Si le mystique ou le philosophe peuvent se dégager seuls de la pesanteur du temps par la


réflexion ou la méditation, dans la réalité, le mythe s'adresse et s'impose au groupe et
directement aux hommes qui composent le groupe.
"L'homme est sexué, culturel, mortel" dit Mircea Eliade. L'homme n'existe que par le milieu où il
est né et qui l'a formé, on pourrait même dire aujourd'hui qui l'a formaté.
Je suis intégré dans le contexte social dont je suis à la fois le créancier et le débiteur. Si je ne
respecte pas la loi qui régit le groupe, je suis excommunié, c'est à dire privé de communication
avec le groupe. Autrement dit condamné à mourir comme hérétique. Corrélativement, si la société
ne fait pas respecter la loi qui la structure, c'est elle qui est condamnée à mourir.

D'où la nécessité de règles pour structurer le groupe. De règles que la tradition formalise et qui
s'inscrivent dans les rites.

Le rituel, c'est à dire l'ensemble des rites pratiqués par le groupe, (ou plus précisément par les
individus qui le composent) est le moyen, l'outil qui permet d'entrer dans le mystère du mythe.
Il est tellement intégré au mythe social que l'on ne sait si c'est le rite qui a engendré le mythe
ou l'inverse. C'est un peu l'histoire de la poule et de l'œuf. Sans mythe, le rite n'est qu'une
coquille vide. Sans rite, le mythe est inaccessible.

Ainsi les cérémonies religieuses et leur liturgie.


"Les cérémonies religieuses, caractérisées par une liturgie sont des fêtes du souvenir" dit encore
Mircea Eliade. Par le lieu, par la parole, par le geste, par la musique, par les lumières, par les
odeurs, par le respect du protocole, en un mot par la magie du rite, la cérémonie transforme
l'homme naturel en homme culturel, elle transforme le profane en maçon. L'homme se fond dans
le groupe pour revivre l'histoire du groupe, pour revivre sa propre histoire. C'est l'egregore.
Sans rite, pas de mythe possible à transmettre. Le rite seul permet d'entrer dans le mystère du
mythe.

Conclusion
Nous vivons une époque à la fois dramatique et fantastique. Dramatique parce que l'homme est en
train d'organiser sa propre destruction, fantastique parce nous assistons à l'écroulement des
vieux mythes, mais aussi à la naissance du mythe universel de l'homme-dieu.

Mythes, rites et symboles font partie de la culture du groupe. Ils créent un lien sacré qui génère
et forge son identité.

Mythe et réalité offre cependant deux visions antagonistes du monde :


- d'une part, l'exaltation de la tradition et du mythe.
- d'autre part, les faits historiques prouvés et la perception d'un présent en pleine mutation.

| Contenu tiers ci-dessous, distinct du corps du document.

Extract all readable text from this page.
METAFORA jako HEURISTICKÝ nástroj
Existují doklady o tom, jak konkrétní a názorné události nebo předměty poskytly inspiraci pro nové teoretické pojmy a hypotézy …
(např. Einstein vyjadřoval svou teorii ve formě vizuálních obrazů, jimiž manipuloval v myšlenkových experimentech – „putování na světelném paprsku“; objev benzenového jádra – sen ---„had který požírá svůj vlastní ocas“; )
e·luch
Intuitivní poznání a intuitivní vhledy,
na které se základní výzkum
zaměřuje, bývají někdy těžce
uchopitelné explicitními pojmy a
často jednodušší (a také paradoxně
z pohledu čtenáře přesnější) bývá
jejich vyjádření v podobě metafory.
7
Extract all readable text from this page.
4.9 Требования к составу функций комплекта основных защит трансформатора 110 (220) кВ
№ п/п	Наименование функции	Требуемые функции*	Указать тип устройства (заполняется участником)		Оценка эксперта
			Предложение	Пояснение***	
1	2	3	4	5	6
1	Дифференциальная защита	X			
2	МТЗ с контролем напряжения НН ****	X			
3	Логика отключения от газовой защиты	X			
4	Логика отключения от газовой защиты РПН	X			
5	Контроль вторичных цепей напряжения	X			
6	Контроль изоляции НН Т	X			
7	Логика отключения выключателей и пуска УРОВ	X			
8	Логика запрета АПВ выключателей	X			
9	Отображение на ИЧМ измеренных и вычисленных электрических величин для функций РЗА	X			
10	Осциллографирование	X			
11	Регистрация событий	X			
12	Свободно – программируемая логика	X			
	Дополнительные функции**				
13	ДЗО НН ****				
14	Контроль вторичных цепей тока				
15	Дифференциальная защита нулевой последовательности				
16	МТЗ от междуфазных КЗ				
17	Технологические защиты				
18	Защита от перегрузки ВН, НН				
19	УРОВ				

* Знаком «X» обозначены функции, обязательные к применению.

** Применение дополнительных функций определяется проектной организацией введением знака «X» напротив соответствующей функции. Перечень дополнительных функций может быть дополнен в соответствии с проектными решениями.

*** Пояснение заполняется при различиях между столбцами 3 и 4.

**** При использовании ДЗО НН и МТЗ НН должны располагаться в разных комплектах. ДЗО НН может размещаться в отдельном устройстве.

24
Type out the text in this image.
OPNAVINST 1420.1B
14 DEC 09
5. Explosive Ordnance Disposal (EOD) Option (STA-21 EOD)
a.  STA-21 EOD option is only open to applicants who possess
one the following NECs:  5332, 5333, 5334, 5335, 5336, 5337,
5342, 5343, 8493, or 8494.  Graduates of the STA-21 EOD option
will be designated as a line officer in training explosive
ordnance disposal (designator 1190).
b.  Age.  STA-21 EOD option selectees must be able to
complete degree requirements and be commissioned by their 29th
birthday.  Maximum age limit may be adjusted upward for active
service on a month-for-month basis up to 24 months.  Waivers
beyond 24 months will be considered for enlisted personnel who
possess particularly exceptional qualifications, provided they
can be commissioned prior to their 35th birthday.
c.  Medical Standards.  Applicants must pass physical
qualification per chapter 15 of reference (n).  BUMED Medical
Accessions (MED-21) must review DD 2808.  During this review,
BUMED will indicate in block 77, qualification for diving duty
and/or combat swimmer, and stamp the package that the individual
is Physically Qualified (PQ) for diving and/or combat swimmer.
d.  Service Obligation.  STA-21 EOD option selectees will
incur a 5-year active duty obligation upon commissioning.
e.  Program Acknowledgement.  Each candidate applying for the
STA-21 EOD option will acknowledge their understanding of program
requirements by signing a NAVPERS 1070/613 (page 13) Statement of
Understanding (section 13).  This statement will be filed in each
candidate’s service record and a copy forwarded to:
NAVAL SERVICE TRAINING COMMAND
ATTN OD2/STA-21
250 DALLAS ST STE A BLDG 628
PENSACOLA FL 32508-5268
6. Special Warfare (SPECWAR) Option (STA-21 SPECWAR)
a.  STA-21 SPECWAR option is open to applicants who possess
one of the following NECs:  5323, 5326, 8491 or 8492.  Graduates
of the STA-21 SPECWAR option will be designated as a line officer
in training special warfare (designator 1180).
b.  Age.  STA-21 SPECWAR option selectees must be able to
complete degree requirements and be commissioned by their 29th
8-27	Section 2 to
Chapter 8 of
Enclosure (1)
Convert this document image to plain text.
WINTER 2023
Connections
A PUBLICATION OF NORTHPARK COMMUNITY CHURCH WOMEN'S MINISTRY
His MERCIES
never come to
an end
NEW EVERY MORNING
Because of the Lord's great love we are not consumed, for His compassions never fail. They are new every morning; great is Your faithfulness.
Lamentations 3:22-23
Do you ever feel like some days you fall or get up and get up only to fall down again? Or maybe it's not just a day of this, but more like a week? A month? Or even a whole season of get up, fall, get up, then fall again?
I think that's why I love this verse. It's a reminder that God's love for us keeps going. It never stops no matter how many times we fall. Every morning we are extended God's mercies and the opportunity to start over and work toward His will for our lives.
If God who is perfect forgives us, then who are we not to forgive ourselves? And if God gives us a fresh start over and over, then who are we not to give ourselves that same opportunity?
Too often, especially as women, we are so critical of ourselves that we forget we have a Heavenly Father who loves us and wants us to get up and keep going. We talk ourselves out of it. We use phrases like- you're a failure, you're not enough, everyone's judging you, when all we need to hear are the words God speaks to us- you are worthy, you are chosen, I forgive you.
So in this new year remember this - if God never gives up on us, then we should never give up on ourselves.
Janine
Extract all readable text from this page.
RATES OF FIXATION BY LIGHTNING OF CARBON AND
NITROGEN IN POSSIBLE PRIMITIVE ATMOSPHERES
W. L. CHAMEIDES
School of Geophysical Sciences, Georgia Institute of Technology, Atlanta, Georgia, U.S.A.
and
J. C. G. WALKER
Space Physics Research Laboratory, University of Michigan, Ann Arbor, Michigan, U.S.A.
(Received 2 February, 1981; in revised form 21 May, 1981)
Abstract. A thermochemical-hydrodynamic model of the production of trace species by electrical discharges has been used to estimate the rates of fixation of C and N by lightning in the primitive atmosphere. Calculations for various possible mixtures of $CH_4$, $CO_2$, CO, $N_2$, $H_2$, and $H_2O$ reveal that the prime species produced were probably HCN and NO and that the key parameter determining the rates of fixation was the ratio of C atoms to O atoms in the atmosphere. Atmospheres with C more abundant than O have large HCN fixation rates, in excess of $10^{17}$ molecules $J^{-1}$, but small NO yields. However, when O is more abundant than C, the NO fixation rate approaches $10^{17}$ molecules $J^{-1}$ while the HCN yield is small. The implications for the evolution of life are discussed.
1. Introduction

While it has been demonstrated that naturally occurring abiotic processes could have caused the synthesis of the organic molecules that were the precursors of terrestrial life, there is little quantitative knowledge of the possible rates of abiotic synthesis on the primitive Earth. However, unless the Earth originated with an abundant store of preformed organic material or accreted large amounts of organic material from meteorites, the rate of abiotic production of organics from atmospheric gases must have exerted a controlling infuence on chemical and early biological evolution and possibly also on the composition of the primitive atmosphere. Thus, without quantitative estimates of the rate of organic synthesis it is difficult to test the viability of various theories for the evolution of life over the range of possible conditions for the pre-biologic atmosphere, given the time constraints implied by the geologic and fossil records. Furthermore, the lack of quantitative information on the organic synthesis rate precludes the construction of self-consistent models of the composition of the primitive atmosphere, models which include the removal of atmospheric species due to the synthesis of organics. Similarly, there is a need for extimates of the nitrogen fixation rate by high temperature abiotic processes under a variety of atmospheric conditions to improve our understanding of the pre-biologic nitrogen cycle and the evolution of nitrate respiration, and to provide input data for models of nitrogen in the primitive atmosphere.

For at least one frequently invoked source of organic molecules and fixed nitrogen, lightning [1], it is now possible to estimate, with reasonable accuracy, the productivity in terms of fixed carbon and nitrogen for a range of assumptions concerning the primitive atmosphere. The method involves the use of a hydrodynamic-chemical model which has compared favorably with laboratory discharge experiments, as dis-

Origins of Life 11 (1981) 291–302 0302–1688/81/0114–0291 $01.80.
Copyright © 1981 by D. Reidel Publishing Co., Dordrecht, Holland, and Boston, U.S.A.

Légendes et mythes ont développé leur propre historicité jusqu'à donner une consistance
idéologique à l'histoire.
Gardons nous cependant d'opposer l'histoire au mythe en vidant celui-ci de son contenu.
Essayons de comprendre la valeur que les générations ont accordé au mythe mais refusons
absolument de le légitimer.
Méfions-nous des intégrismes : mythes, rites et symboles doivent être dénoncés pour ce qu'ils
sont, à savoir une forme d'idéologie.

La croyance abusive au mythe est la pire forme de l'ignorance.


La pratique abusive du rite vide le mythe de son sens.
L'image, l'idée, l'icône conduisent rapidement à l'idolâtrie

La méthode et l'étude du symbolisme qui nous sont propres doivent nous ouvrir à la connaissance.
Elles doivent nous permettre de garder l'esprit libre pour donner aux mythes la place qui leur
revient dans le patrimoine historique, celle de la relativité.

Car symboles, mythes et rites ne sont que l'expression des fantasmes humains.

"Vanités des vanités, dit l'Ecclésiaste, vanité des vanités, tout est vanité".